You know RabbitMQ: exchanges, queues, bindings... If connection fails - some drivers can automatically redeclare them all. I've implemented this logic with Akka, because the driver didn't suit my needs. It was first hard to figure out that logic, but after a managed to separate, what was ephemeral, and what should persist failure - things clicked. The former went to worker actors, while the letter resided in actor's props (which is effectively an actor instance config) and supervisors. This is what is meant when you hear of actor resiliency and self-healing. It is not out-of-the-box, but actors help greatly to implement this logic as straightforward as possible, right after you figure it out yourself.
Hexagonal architecture and concurrency. I've implemented CAS 3.0 Protocol Specification for internal needs using Akka.
First of all, business core, http server, http client, db interaction - all were separated in different actor subsystems and had clear interaction surface. You can test them separately. Business core doesn't know, what an http protocol is. It just known how to handle business commands. It doesn't know anything about db including interfaces.

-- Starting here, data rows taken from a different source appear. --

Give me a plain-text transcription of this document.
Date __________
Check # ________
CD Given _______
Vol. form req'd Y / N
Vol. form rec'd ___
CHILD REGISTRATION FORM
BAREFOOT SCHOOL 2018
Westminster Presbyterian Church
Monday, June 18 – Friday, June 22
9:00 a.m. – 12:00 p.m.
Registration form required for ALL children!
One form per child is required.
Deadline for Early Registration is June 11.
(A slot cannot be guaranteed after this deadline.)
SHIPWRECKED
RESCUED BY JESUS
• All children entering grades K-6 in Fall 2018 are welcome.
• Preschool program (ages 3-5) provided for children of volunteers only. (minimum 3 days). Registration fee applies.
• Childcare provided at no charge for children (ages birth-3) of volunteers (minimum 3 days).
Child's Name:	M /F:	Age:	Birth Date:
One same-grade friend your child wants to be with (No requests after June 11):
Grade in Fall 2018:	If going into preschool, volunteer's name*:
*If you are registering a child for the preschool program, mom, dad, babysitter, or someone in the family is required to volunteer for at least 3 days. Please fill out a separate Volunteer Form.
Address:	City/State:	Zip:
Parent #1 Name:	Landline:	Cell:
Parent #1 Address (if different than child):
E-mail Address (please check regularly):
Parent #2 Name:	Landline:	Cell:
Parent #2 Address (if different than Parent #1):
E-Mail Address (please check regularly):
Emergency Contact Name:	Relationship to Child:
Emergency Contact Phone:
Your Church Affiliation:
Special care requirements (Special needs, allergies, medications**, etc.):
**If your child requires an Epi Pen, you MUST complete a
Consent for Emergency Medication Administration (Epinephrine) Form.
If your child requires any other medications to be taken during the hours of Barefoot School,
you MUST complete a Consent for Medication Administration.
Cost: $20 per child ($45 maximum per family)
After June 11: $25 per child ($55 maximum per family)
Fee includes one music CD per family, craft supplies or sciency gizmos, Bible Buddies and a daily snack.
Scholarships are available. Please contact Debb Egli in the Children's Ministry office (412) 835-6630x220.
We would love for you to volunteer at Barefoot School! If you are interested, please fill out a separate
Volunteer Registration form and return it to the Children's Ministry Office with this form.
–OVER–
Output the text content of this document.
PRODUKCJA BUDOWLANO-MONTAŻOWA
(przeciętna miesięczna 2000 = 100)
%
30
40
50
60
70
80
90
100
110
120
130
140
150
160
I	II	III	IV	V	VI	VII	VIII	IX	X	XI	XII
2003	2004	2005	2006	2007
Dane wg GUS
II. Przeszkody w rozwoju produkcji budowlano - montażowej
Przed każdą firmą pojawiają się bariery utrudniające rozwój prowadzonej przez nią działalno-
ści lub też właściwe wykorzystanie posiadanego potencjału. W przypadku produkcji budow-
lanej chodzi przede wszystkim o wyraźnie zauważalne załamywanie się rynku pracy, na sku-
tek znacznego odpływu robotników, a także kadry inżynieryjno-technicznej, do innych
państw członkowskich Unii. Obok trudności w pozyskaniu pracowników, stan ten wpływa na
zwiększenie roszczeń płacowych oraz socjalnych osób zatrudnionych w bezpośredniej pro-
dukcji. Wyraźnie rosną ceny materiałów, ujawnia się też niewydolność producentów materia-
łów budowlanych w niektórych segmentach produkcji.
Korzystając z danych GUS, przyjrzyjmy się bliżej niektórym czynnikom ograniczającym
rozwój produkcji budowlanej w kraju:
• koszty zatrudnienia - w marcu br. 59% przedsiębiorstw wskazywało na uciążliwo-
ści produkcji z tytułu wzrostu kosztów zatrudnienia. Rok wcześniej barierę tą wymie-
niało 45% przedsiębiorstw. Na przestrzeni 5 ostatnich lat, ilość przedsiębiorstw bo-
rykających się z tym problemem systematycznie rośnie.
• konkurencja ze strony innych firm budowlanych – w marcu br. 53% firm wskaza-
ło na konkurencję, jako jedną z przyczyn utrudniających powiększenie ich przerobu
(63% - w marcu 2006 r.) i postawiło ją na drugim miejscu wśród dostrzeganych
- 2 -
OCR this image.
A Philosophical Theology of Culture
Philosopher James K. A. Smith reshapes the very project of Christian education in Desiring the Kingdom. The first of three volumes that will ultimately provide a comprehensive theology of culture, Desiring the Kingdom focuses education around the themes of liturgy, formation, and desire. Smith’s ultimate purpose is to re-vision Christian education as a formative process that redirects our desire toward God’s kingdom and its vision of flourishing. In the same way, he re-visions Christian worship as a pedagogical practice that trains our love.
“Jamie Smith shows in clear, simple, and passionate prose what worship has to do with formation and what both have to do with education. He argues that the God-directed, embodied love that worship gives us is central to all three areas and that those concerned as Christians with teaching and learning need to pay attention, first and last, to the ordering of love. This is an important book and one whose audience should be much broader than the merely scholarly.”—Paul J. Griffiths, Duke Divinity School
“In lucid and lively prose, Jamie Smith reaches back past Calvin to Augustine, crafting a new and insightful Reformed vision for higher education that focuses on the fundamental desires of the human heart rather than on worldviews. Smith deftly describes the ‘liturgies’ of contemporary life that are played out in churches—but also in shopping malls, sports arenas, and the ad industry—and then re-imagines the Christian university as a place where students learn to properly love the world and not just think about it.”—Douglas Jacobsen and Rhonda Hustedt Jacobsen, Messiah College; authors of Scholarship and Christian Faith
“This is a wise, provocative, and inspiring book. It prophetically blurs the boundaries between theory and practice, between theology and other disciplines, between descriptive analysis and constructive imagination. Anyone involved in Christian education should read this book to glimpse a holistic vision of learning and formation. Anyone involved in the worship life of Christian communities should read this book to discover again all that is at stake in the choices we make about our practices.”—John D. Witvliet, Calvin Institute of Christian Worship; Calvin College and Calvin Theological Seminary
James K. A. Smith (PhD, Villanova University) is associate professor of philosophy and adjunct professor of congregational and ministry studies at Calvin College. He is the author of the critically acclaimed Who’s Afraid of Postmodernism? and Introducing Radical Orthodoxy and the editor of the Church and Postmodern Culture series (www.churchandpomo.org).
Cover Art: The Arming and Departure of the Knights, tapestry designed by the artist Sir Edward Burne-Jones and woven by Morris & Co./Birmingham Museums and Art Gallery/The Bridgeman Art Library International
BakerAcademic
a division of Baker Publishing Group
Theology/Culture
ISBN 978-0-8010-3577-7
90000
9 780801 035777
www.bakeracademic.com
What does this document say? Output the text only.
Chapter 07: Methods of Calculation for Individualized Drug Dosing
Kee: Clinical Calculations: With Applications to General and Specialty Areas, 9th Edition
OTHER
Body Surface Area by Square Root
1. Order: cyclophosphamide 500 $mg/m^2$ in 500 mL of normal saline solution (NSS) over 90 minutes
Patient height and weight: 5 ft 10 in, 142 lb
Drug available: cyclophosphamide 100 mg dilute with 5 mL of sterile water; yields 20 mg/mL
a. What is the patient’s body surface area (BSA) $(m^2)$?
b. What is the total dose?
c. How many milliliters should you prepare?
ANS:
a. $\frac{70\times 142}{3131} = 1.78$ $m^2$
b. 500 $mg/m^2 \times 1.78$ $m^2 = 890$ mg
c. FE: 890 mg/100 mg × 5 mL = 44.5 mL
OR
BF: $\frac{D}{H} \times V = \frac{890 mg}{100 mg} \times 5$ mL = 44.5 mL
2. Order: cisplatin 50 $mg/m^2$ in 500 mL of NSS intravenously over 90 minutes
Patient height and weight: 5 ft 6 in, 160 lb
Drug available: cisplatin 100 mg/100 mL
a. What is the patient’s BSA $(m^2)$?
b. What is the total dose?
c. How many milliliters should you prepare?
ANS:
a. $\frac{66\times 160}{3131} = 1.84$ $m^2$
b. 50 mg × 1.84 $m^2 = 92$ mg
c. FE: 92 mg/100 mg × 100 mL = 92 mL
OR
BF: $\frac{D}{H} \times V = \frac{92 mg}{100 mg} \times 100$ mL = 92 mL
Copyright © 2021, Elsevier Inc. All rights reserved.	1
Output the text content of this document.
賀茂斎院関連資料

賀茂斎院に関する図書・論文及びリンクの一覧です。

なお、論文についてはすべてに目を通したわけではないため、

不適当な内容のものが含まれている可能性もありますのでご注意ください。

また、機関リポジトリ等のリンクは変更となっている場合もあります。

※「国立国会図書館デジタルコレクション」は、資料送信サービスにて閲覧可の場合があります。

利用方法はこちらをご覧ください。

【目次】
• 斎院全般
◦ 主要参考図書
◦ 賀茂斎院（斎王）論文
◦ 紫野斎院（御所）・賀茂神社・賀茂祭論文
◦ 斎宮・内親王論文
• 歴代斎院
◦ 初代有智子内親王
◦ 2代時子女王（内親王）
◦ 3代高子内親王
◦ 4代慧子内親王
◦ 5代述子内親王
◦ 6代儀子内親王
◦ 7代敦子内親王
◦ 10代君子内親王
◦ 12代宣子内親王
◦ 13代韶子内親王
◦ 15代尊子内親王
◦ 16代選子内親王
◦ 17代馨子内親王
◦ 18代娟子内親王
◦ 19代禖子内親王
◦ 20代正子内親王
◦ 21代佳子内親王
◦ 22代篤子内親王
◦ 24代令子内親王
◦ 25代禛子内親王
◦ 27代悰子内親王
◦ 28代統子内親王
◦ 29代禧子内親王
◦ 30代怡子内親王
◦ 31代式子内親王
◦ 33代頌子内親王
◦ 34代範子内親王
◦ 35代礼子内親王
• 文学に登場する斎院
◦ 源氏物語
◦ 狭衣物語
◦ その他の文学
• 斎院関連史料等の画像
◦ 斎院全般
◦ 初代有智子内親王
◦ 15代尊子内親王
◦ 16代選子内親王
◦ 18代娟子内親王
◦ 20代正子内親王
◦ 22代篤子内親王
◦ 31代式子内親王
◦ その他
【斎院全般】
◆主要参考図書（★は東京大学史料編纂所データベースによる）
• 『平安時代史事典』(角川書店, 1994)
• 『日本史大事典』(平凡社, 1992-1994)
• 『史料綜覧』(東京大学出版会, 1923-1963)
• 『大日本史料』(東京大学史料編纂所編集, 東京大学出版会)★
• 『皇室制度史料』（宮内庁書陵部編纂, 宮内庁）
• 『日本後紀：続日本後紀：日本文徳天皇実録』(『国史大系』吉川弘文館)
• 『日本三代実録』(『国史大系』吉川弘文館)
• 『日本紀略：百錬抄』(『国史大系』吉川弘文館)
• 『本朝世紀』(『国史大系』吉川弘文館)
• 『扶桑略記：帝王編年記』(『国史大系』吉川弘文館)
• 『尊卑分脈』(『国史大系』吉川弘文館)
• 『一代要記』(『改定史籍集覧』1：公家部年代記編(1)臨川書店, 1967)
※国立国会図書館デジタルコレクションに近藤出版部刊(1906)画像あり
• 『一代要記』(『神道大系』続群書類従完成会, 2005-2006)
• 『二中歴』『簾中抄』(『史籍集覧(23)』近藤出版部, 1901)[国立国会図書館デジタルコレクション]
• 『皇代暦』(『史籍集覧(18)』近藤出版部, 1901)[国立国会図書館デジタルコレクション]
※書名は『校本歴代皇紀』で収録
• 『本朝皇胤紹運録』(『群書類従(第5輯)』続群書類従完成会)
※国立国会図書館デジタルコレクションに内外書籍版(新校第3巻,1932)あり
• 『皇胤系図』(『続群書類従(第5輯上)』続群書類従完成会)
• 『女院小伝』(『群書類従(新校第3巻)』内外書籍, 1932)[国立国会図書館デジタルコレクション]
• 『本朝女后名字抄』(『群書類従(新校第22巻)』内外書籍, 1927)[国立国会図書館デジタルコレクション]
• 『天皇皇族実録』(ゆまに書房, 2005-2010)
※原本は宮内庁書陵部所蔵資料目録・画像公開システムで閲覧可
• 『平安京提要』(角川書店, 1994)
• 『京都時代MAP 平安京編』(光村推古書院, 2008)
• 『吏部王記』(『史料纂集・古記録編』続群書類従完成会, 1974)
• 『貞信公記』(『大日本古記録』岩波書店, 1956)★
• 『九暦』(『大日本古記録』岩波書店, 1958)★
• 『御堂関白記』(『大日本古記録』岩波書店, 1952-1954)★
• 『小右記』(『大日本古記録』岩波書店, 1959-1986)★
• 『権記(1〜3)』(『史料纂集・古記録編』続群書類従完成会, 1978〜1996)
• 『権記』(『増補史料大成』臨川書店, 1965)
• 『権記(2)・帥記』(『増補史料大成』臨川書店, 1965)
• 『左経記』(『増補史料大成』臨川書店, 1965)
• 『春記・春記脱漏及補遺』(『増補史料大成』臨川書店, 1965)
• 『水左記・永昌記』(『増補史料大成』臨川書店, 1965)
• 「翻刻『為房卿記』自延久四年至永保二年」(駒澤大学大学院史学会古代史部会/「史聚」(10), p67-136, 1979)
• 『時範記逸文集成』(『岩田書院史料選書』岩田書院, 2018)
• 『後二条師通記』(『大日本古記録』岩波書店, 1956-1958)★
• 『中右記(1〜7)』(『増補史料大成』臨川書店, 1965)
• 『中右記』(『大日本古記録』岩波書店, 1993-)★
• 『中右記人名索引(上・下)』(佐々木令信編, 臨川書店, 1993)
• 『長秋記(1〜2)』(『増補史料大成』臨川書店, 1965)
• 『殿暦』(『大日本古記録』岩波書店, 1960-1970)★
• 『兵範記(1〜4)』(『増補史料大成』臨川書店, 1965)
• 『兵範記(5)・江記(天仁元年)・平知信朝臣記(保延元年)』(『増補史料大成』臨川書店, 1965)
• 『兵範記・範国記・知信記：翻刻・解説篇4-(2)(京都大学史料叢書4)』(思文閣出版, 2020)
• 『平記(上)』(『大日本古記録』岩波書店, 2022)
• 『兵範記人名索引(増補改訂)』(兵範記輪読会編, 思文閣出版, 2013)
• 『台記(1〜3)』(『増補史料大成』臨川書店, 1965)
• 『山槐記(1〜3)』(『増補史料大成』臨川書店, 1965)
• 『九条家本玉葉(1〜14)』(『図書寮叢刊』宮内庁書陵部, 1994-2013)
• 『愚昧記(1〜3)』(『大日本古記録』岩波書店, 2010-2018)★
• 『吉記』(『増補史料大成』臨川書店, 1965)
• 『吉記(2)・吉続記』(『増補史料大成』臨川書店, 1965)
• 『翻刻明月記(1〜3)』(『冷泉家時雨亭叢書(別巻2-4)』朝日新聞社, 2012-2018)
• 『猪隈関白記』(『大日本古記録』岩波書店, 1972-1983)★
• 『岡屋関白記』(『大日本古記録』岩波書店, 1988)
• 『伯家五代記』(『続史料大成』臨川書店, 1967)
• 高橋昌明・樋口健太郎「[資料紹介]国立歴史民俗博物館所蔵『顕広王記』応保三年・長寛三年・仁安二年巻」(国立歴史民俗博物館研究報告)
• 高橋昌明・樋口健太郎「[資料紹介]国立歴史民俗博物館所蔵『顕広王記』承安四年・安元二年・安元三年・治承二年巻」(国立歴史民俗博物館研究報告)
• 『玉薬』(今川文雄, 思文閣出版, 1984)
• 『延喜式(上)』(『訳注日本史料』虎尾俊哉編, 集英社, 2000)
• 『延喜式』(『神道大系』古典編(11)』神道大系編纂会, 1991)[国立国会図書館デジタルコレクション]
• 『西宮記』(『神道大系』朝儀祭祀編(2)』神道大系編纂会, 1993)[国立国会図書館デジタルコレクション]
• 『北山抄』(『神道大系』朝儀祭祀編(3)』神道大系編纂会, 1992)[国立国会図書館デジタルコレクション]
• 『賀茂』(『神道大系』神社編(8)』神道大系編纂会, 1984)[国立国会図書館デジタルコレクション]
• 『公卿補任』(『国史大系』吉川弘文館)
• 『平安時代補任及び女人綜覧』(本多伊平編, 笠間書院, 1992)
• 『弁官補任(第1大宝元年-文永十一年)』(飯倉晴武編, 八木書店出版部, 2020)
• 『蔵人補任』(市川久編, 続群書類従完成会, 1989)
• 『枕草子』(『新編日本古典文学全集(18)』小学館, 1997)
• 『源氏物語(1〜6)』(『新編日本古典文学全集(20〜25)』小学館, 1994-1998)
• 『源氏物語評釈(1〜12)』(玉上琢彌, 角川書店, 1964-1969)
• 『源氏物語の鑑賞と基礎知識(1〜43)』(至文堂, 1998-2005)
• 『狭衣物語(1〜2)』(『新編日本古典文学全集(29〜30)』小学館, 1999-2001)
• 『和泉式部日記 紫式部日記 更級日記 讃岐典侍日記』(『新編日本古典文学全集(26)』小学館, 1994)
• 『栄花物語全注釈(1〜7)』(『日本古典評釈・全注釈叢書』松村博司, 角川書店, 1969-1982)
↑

It just knows what messages to send and what to receive. And db's ActorRef, of course.
Second, in CAS protocol there are quite a few things that you need to check for a single user request. So, I implemented every check in a separate worker actors. They are configured with necessary ActorRef-s and a timeout. Either they finish processing before timeout and commit suicide, or the timeout is reached, and the produce error response and, again, commit suicide. Meanwhile, there are other actors, which I called services. They act as supervisors for mentioned workers and existed as long as the whole runtime. Their ActorRef-s are static addresses, which you can use to configure different runtime components during application startup.